The Astros are leading the American League with 20 victories. No, that is not a typo.
This is the same franchise that was considered a Major League laughingstock not too long ago, winning 56, 55, 51, and 70 games over the past four seasons, respectively.
The Astros hot start has many wondering whether they can actually make something of it. Something meaning a postseason birth, or better yet, a division crown.
I, for one, am putting my stock into this 2015 Astros team and am also saying that the best is yet to come for the club.
The Astros' offensive unit is amongst the best in baseball, ranking eighth in weighted runs created plus (wRC+)* with 101. They're second in the big leagues with 45 home runs, and have the third highest walk rate, despite striking out the second most. The Astros also have the second-most stolen bases in baseball.
The Astros' offensive unit has posted 5.2 wins above replacement, seventh in baseball.
The really scary thing about those numbers is that the Astros' team batting average on balls in play (BABIP)** is .275, 23rd in the Major Leagues, and right around struggling offensive units in the Phillies and Reds. The Astros could be even better on the offensive than they are right now. Scary, huh?
Their pitching staff has been closer to how it should be performing than their offense. The Astros staff (bullpen and rotation) as a whole has the eighth-best ERA in baseball at 3.45. As their 3.61 FIP*** and 3.50 xFIP suggest, the Astros pitching is doing pretty much as well as it should be.
"We’ve gotten off to the start that we wanted to," General Manager Jeff Luhnow said during an Astros TV broadcast. "It really is jelling in a way that you get a sense they believe in themselves now. That’s a big difference from this team’s last couple of seasons."
Luhnow has played a big part in the Astros successes this season, bringing in a few key offseason additions. Those include outfielder/catcher Evan Gattis, outfielder Colby Rasmus, shorstop Jed Lawrie (who is injured), and starting pitcher Roberto Hernandez. These cost-effective moves have been effective performers on the field as well.

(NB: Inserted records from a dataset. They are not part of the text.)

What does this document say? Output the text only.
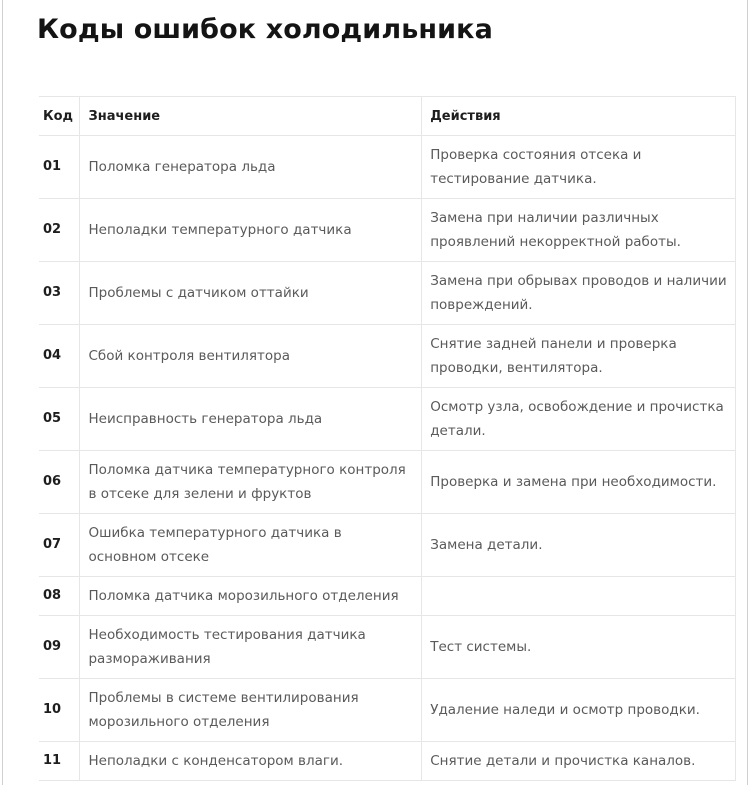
Коды ошибок холодильника
Код	Значение	Действия
01	Поломка генератора льда	Проверка состояния отсека и тестирование датчика.
02	Неполадки температурного датчика	Замена при наличии различных проявлений некорректной работы.
03	Проблемы с датчиком оттайки	Замена при обрывах проводов и наличии повреждений.
04	Сбой контроля вентилятора	Снятие задней панели и проверка проводки, вентилятора.
05	Неисправность генератора льда	Осмотр узла, освобождение и прочистка детали.
06	Поломка датчика температурного контроля в отсеке для зелени и фруктов	Проверка и замена при необходимости.
07	Ошибка температурного датчика в основном отсеке	Замена детали.
08	Поломка датчика морозильного отделения	
09	Необходимость тестирования датчика размораживания	Тест системы.
10	Проблемы в системе вентилирования морозильного отделения	Удаление наледи и осмотр проводки.
11	Неполадки с конденсатором влаги.	Снятие детали и прочистка каналов.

Luhnow pushed away critics and stuck to his system, even if it meant being one of the worst teams in Major League baseball history three seasons in a row.
As the Astros have a six game lead in the AL West, they're ready to be relevant once again.
*wRC+ measures how well a player (or team) produces runs. However, it is adjusted to park and league factors. A wRC+ of 100 is considered the big league "average," with every point over 100 being worth one percentage point better than the MLB average
**BABIP measures the batting average a player (or team) has when putting the ball in play. A .300 BABIP is considered league-average, so therefore if a player (or team) has a BABIP under .300, they are considered unlucky.
***FIP (Fielding Independent Pitching) takes the defense (good or bad) out of a pitcher's performance and bases how their ERA should be plainly on how well they have been limiting walks and getting strikeouts. xFIP is a variation of FIP that normalizes a pitcher's home run rate (home run rates tend to normalize as season goes on) to league-average to give you a better understanding of how lucky that pitcher has been.